But if I sell my house, at the end of the financial year what I make is considered as taxable income which I pay tax on. It's a profit that is taken into account on my 'books' so to speak.
I'm confused why the sale of telstra would not be taken into account? I'm also happy to be corrected but I don't see how 15.4 bill couldn't be part of the equation?
Well I need to crash
As you put it, your house is an asset when you have it, the money goes into your coffers when you sell it. Of course if you have a mortgage on it, then the whole amount of money can't be put into your bank, as some of the sale amount goes back to the creditors (the bank) which helped you live in the house.

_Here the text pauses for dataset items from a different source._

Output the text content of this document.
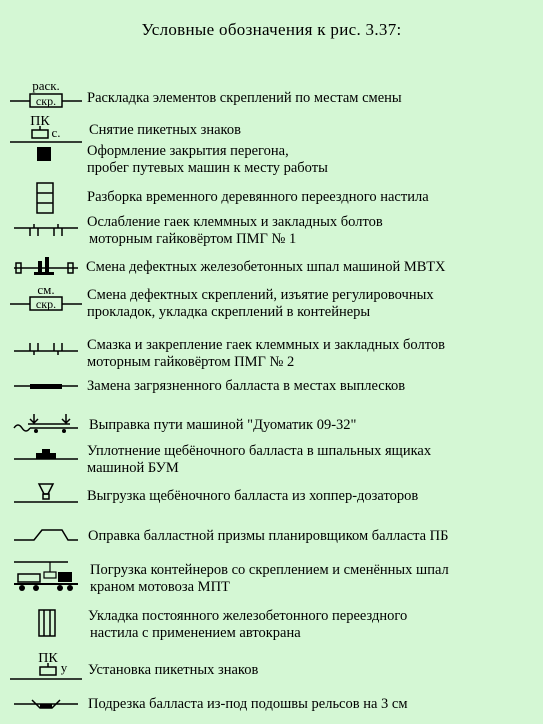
Условные обозначения к рис. 3.37:
раск.
скр. Раскладка элементов скреплений по местам смены
ПК
с. Снятие пикетных знаков
Оформление закрытия перегона,
пробег путевых машин к месту работы
Разборка временного деревянного переездного настила
Ослабление гаек клеммных и закладных болтов
моторным гайковёртом ПМГ № 1
Смена дефектных железобетонных шпал машиной МВТХ
см.
скр.
Смена дефектных скреплений, изъятие регулировочных
прокладок, укладка скреплений в контейнеры
Смазка и закрепление гаек клеммных и закладных болтов
моторным гайковёртом ПМГ № 2
Замена загрязненного балласта в местах выплесков
Выправка пути машиной "Дуоматик 09-32"
Уплотнение щебёночного балласта в шпальных ящиках
машиной БУМ
Выгрузка щебёночного балласта из хоппер-дозаторов
Оправка балластной призмы планировщиком балласта ПБ
Погрузка контейнеров со скреплением и сменённых шпал
краном мотовоза МПТ
Укладка постоянного железобетонного переездного
настила с применением автокрана
ПК
у Установка пикетных знаков
Подрезка балласта из-под подошвы рельсов на 3 см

Del, it seems you and I need more education on the idea of why selling (like Telstra) or buying (like the NBN) is not able to be placed in the budget.
Anyone want to help us out?
In regards to the third instalment of the Telstra sale, it is included in the Budget figures - it was allocated to the Future Fund.
Hence it doesn't impact on the surplus. The surplus is what it left over after everything is spent/allocated.
I agree Bec, after all, anyone who has a mortgage technically has a deficit, but said mortgage holders believe that they are in a good position to pay it back and keep living blah blah.
Father your posts are nothing more than a right wing scare campaign;
Even with more years of budget deficits than hoped for, Australia’s economy has performed better than almost all other rich countries. After 21 years without recession, the economy is more than 13% bigger than it was six years ago, before the global financial shock.